The government has used the cooperation of six former employees and associates at Bernard L. Madoff Investment Securities LLC to learn what went on inside the secretive business. Close to $20 billion vanished in the scam, the largest Ponzi scheme ever prosecuted in the U.S. The scheme left behind only a few hundred million dollars, not the $65 billion claimed in bogus financial statements.

Peter Madoff revealed in court that he agreed to assist his brother in sending out the only money left to favored people, including friends and family.

"I was shocked and devastated but nevertheless I did as my brother had said, as I had consistently done for decades," he said. "I knew that the conduct was wrong and I am deeply ashamed." The checks never went out.
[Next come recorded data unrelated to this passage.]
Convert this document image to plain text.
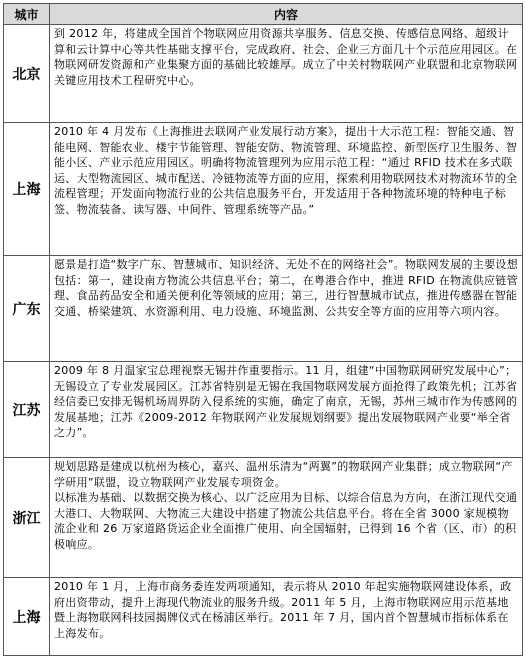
城市	内容
北京	到 2012 年，将建成全国首个物联网应用资源共享服务、信息交换、传感信息网络、超级计算和云计算中心等共性基础支撑平台，完成政府、社会、企业三方面几十个示范应用园区。在物联网研发资源和产业集聚方面的基础比较雄厚。成立了中关村物联网产业联盟和北京物联网关键应用技术工程研究中心。

上海	2010 年 4 月发布《上海推进去联网产业发展行动方案》，提出十大示范工程：智能交通、智能电网、智能农业、楼宇节能管理、智能安防、物流管理、环境监控、新型医疗卫生服务、智能小区、产业示范应用园区。明确将物流管理列为应用示范工程：“通过 RFID 技术在多式联运、大型物流园区、城市配送、冷链物流等方面的应用，探索利用物联网技术对物流环节的全流程管理；开发面向物流行业的公共信息服务平台，开发适用于各种物流环境的特种电子标签、物流装备、读写器、中间件、管理系统等产品。”

广东	愿景是打造“数字广东、智慧城市、知识经济、无处不在的网络社会”。物联网发展的主要设想包括：第一，建设南方物流公共信息平台；第二，在粤港合作中，推进 RFID 在物流供应链管理、食品药品安全和通关便利化等领域的应用；第三，进行智慧城市试点，推进传感器在智能交通、桥梁建筑、水资源利用、电力设施、环境监测、公共安全等方面的应用等六项内容。

江苏	2009 年 8 月温家宝总理视察无锡并作重要指示。11 月，组建“中国物联网研究发展中心”；无锡设立了专业发展园区。江苏省特别是无锡在我国物联网发展方面抢得了政策先机；江苏省经信委已安排无锡机场周界防入侵系统的实施，确定了南京，无锡，苏州三城市作为传感网的发展基地；江苏《2009-2012 年物联网产业发展规划纲要》提出发展物联网产业要“举全省之力”。

浙江	规划思路是建成以杭州为核心，嘉兴、温州乐清为“两翼”的物联网产业集群；成立物联网“产学研用”联盟，设立物联网产业发展专项资金。

以标准为基础、以数据交换为核心、以广泛应用为目标、以综合信息为方向，在浙江现代交通大港口、大物联网、大物流三大建设中搭建了物流公共信息平台。将在全省 3000 家规模物流企业和 26 万家道路货运企业全面推广使用、向全国辐射，已得到 16 个省（区、市）的积极响应。

上海	2010 年 1 月，上海市商务委连发两项通知，表示将从 2010 年起实施物联网建设体系，政府出资带动，提升上海现代物流业的服务升级。2011 年 5 月，上海市物联网应用示范基地暨上海物联网科技园揭牌仪式在杨浦区举行。2011 年 7 月，国内首个智慧城市指标体系在上海发布。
In his guilty plea, Bernard Madoff admitted his investment advisory business was a sham, but insisted that his brother and two sons who also worked for him were in the dark about his misdeeds. The FBI nevertheless had been suspicious from the start about the role of Peter Madoff, who had worked side by side with his scheming brother for more than 40 years.

FBI Assistant Director Janice K. Fedarcyk said Peter Madoff played an "essential enabling role" in the scam by certifying fabricated investment results.
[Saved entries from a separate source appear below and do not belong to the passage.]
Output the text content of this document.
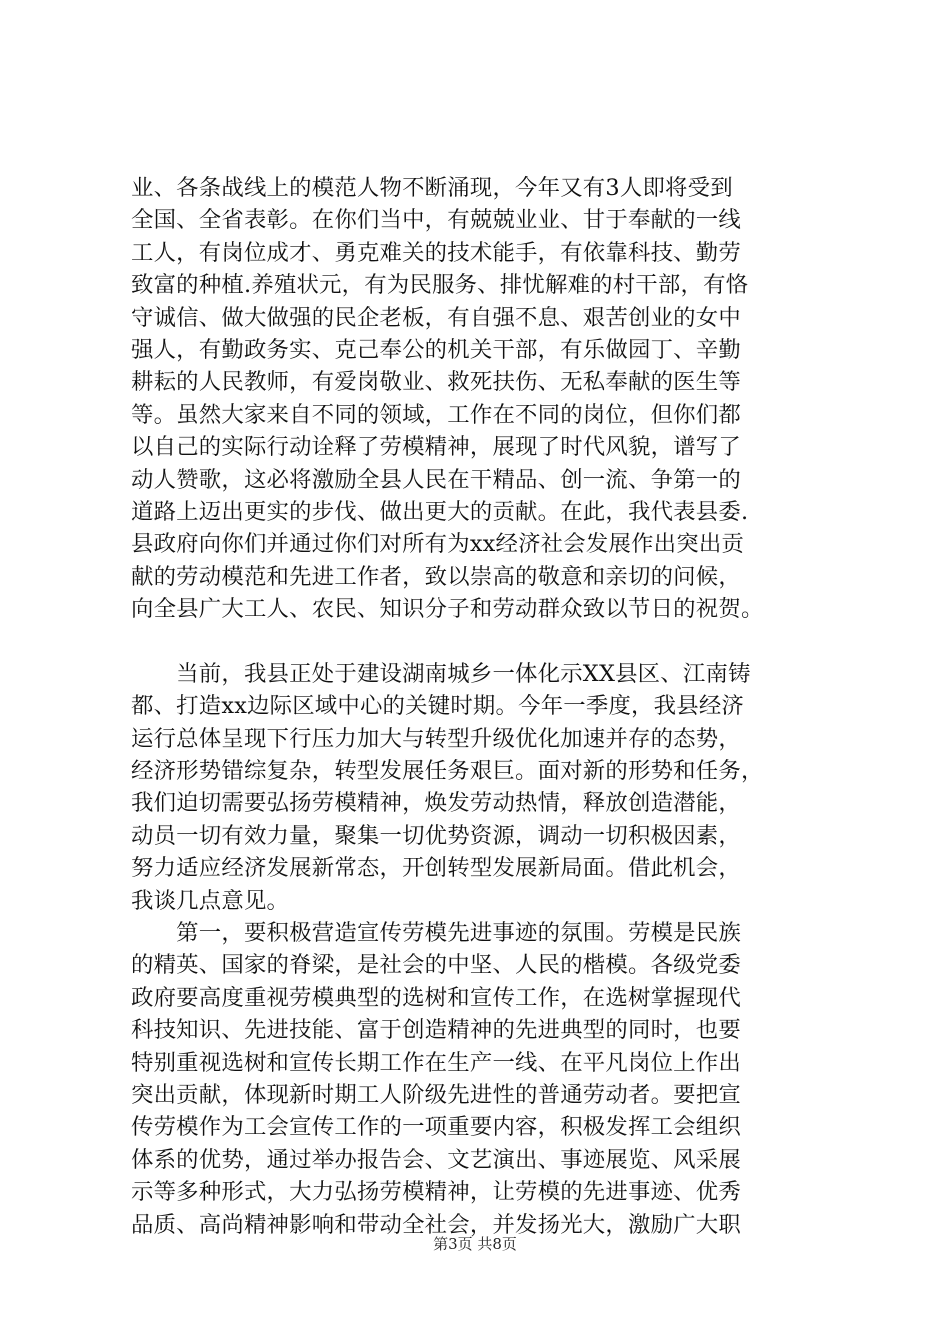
业、各条战线上的模范人物不断涌现，今年又有3人即将受到
全国、全省表彰。在你们当中，有兢兢业业、甘于奉献的一线
工人，有岗位成才、勇克难关的技术能手，有依靠科技、勤劳
致富的种植.养殖状元，有为民服务、排忧解难的村干部，有恪
守诚信、做大做强的民企老板，有自强不息、艰苦创业的女中
强人，有勤政务实、克己奉公的机关干部，有乐做园丁、辛勤
耕耘的人民教师，有爱岗敬业、救死扶伤、无私奉献的医生等
等。虽然大家来自不同的领域，工作在不同的岗位，但你们都
以自己的实际行动诠释了劳模精神，展现了时代风貌，谱写了
动人赞歌，这必将激励全县人民在干精品、创一流、争第一的
道路上迈出更实的步伐、做出更大的贡献。在此，我代表县委.
县政府向你们并通过你们对所有为xx经济社会发展作出突出贡
献的劳动模范和先进工作者，致以崇高的敬意和亲切的问候，
向全县广大工人、农民、知识分子和劳动群众致以节日的祝贺。
　　当前，我县正处于建设湖南城乡一体化示XX县区、江南铸
都、打造xx边际区域中心的关键时期。今年一季度，我县经济
运行总体呈现下行压力加大与转型升级优化加速并存的态势，
经济形势错综复杂，转型发展任务艰巨。面对新的形势和任务，
我们迫切需要弘扬劳模精神，焕发劳动热情，释放创造潜能，
动员一切有效力量，聚集一切优势资源，调动一切积极因素，
努力适应经济发展新常态，开创转型发展新局面。借此机会，
我谈几点意见。
　　第一，要积极营造宣传劳模先进事迹的氛围。劳模是民族
的精英、国家的脊梁，是社会的中坚、人民的楷模。各级党委
政府要高度重视劳模典型的选树和宣传工作，在选树掌握现代
科技知识、先进技能、富于创造精神的先进典型的同时，也要
特别重视选树和宣传长期工作在生产一线、在平凡岗位上作出
突出贡献，体现新时期工人阶级先进性的普通劳动者。要把宣
传劳模作为工会宣传工作的一项重要内容，积极发挥工会组织
体系的优势，通过举办报告会、文艺演出、事迹展览、风采展
示等多种形式，大力弘扬劳模精神，让劳模的先进事迹、优秀
品质、高尚精神影响和带动全社会，并发扬光大，激励广大职
第3页 共8页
"The Madoff investment empire, built on a foundation of deceit, was a house of cards that grew to skyscraper proportions," she said. "As Peter Madoff has admitted today, he was one of the chief architects."
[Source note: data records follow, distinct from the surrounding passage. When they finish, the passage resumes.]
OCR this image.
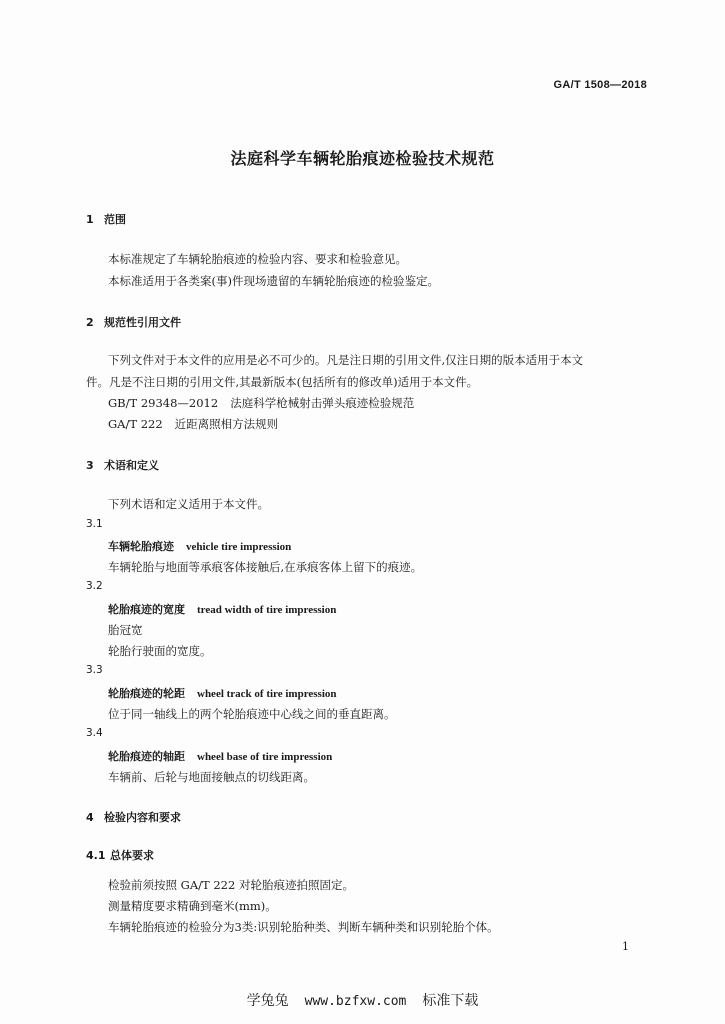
GA/T 1508—2018
法庭科学车辆轮胎痕迹检验技术规范
1 范围
本标准规定了车辆轮胎痕迹的检验内容、要求和检验意见。
本标准适用于各类案(事)件现场遗留的车辆轮胎痕迹的检验鉴定。
2 规范性引用文件
下列文件对于本文件的应用是必不可少的。凡是注日期的引用文件,仅注日期的版本适用于本文
件。凡是不注日期的引用文件,其最新版本(包括所有的修改单)适用于本文件。
GB/T 29348—2012 法庭科学枪械射击弹头痕迹检验规范
GA/T 222 近距离照相方法规则
3 术语和定义
下列术语和定义适用于本文件。
3.1
车辆轮胎痕迹 vehicle tire impression
车辆轮胎与地面等承痕客体接触后,在承痕客体上留下的痕迹。
3.2
轮胎痕迹的宽度 tread width of tire impression
胎冠宽
轮胎行驶面的宽度。
3.3
轮胎痕迹的轮距 wheel track of tire impression
位于同一轴线上的两个轮胎痕迹中心线之间的垂直距离。
3.4
轮胎痕迹的轴距 wheel base of tire impression
车辆前、后轮与地面接触点的切线距离。
4 检验内容和要求
4.1 总体要求
检验前须按照 GA/T 222 对轮胎痕迹拍照固定。
测量精度要求精确到毫米(mm)。
车辆轮胎痕迹的检验分为3类:识别轮胎种类、判断车辆种类和识别轮胎个体。
1
学兔兔 www.bzfxw.com 标准下载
Friends and business associates had described the brothers as very close. Their offices in midtown Manhattan were a few feet apart. Their families vacationed together.

Peter Madoff was credited with creating a computer trading system for the firm in the late 1970s and early 1980s that was considered groundbreaking at the time. He ran the daily trading operation while his brother focused on the more secretive investment advisory arm.

Both brothers made a fortune. Peter Madoff owned a Palm Beach, Fla., vacation house that recently sold for $5.5 million.

When Bernard Madoff was arrested, Peter Madoff broke the news to Madoff Securities employees. And he was a co-signer on a $10 million bond that won his brother's release. Through attorneys, he denied any wrongdoing.

But the denial didn't stop federal authorities from moving to freeze Peter Madoff's assets. He agreed not to dispose of his assets and promised to curtail his personal spending as the investigation moved forward. His living expenses were capped at $10,000 a month.

A trustee appointed to recover stolen assets also came after Peter Madoff, accusing him of financing his high-end lifestyle through the fraud.

A complaint filed in bankruptcy court alleged that the Madoff investment business had transferred more than $77 million to Peter Madoff.

Peter Madoff admitted Friday that he tried to hide millions of dollars from the Internet Revenue Service.

Baroni said he had engaged in "an enormous tax fraud conspiracy," enabling tens of millions of dollars to be transferred among members of the Madoff family to dodge millions of dollars in taxes, and he arranged for his wife to take a no-show job at the investment firm.

Peter Madoff also said that he withdrew $200,000 from the investment business's accounts even after learning about the fraud so that he could make annual donations to charities.

His plea differed from his brother's appearance three years ago, when numerous investors spoke of their pain after losing their life savings.

On two occasions, Swain asked if any investors wished to speak. None stepped forward.

Since the fraud was revealed, a court-appointed trustee has reached agreements to recover approximately $9.1 billion. Roughly $1.1 billion has been returned to Madoff's victims.